Effect of Canopy Leaf Distribution on Sand Transport and Abrasion Energy

Abstract

During times when crop canopies are short or sparse, wind erosion can damage plants by abrasion and desiccation. Erosion also may uncover plant roots as well as deplete the soil resource. Several studies have reported sand transport among standing stalks, but few have considered the effects of position and number of leaves on sand transport and the distribution of the sand abrasion energy. The objectives of this study were to determine the effects of number and distribution of leaves on threshold velocities, sand transport rates, and relative abrasion energy among simulated dicotyledonous plant canopies. Six canopies were tested. These included two canopies with four leaves per plant with the top leaf at either 170 or 130 mm above the surface and oriented in rows normal to the wind direction. The leaf height distribution was changed by moving the leaves so both canopies had a constant leaf area index (LAI) of 0.19. Similarly two canopies were created using two leaves per plant with the pair of leaves at heights of 170 or 70 mm above the surface with a constant LAI of 0.095. The final two canopies were created by doubling the row spacing to give LAI of 0.047. The leaf heights were selected to position the lowest leaves to be either intercepting saltating sand or largely above the saltation layer. The simulated plant canopies were tested in a 15 L x 1.5 H x 1.2 W m push-type recirculating wind tunnel.

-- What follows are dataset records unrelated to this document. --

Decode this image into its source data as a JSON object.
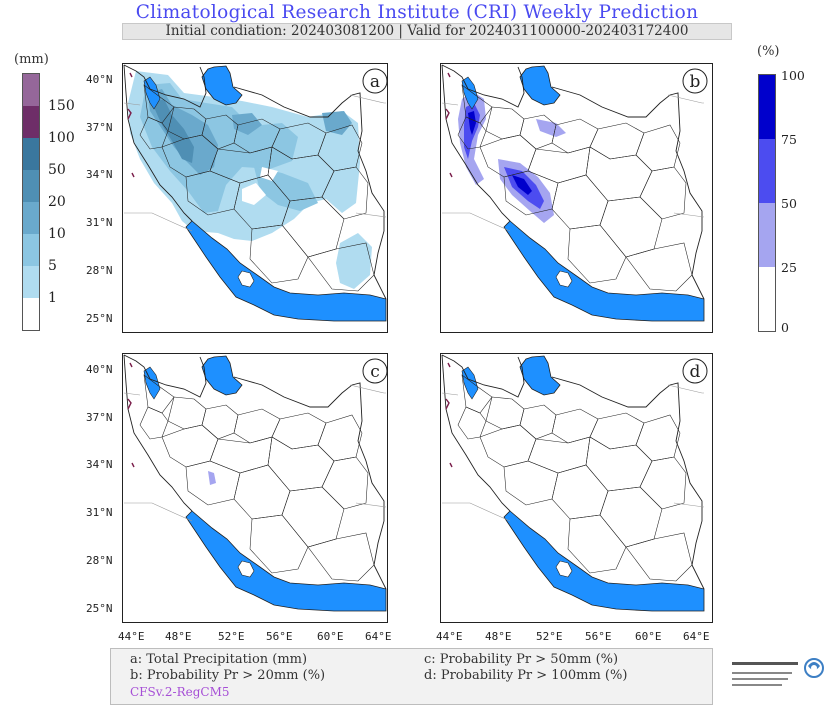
{
  "header": {
    "title": "Climatological Research Institute (CRI) Weekly Prediction",
    "subtitle": "Initial condiation: 202403081200 | Valid for 2024031100000-202403172400"
  },
  "left_colorbar": {
    "unit": "(mm)",
    "labels": [
      "150",
      "100",
      "50",
      "20",
      "10",
      "5",
      "1"
    ],
    "colors": [
      "#ffffff",
      "#b0dcf0",
      "#8cc6e2",
      "#6aa9cc",
      "#4f8fb4",
      "#3a779e",
      "#6e2e68",
      "#95679a"
    ]
  },
  "right_colorbar": {
    "unit": "(%)",
    "labels": [
      "100",
      "75",
      "50",
      "25",
      "0"
    ],
    "colors": [
      "#ffffff",
      "#a5a5f0",
      "#4c4cf0",
      "#0000cc"
    ]
  },
  "panels": [
    {
      "id": "a",
      "label": "a"
    },
    {
      "id": "b",
      "label": "b"
    },
    {
      "id": "c",
      "label": "c"
    },
    {
      "id": "d",
      "label": "d"
    }
  ],
  "lat_ticks": [
    "40°N",
    "37°N",
    "34°N",
    "31°N",
    "28°N",
    "25°N"
  ],
  "lon_ticks": [
    "44°E",
    "48°E",
    "52°E",
    "56°E",
    "60°E",
    "64°E"
  ],
  "legend": {
    "a": "a: Total Precipitation (mm)",
    "b": "b: Probability Pr > 20mm (%)",
    "c": "c: Probability Pr > 50mm (%)",
    "d": "d: Probability Pr > 100mm (%)",
    "model": "CFSv.2-RegCM5"
  },
  "colors": {
    "sea": "#1e90ff",
    "land": "#ffffff",
    "border": "#222222"
  }
}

The tunnel floor was covered with a layer of sieved sand 0.29-0.42 mm in diameter and 25 mm deep. Pitot-static tubes were used to measure wind speeds above and within the canopies. The maximum freestream wind speeds used in the tests ranged from 13 to 17 m s-1. Vertical slot samplers measured sand discharge during 3-minute duration test runs. Relative abrasion energy was determined by mass of soil loss abraded from both flat and vertical containers placed in the canopy. The target soil for abrasion was created using a mixture of silty and fine, sandy soils that was puddled and then dried to create a uniform, weakly-consolidated test medium.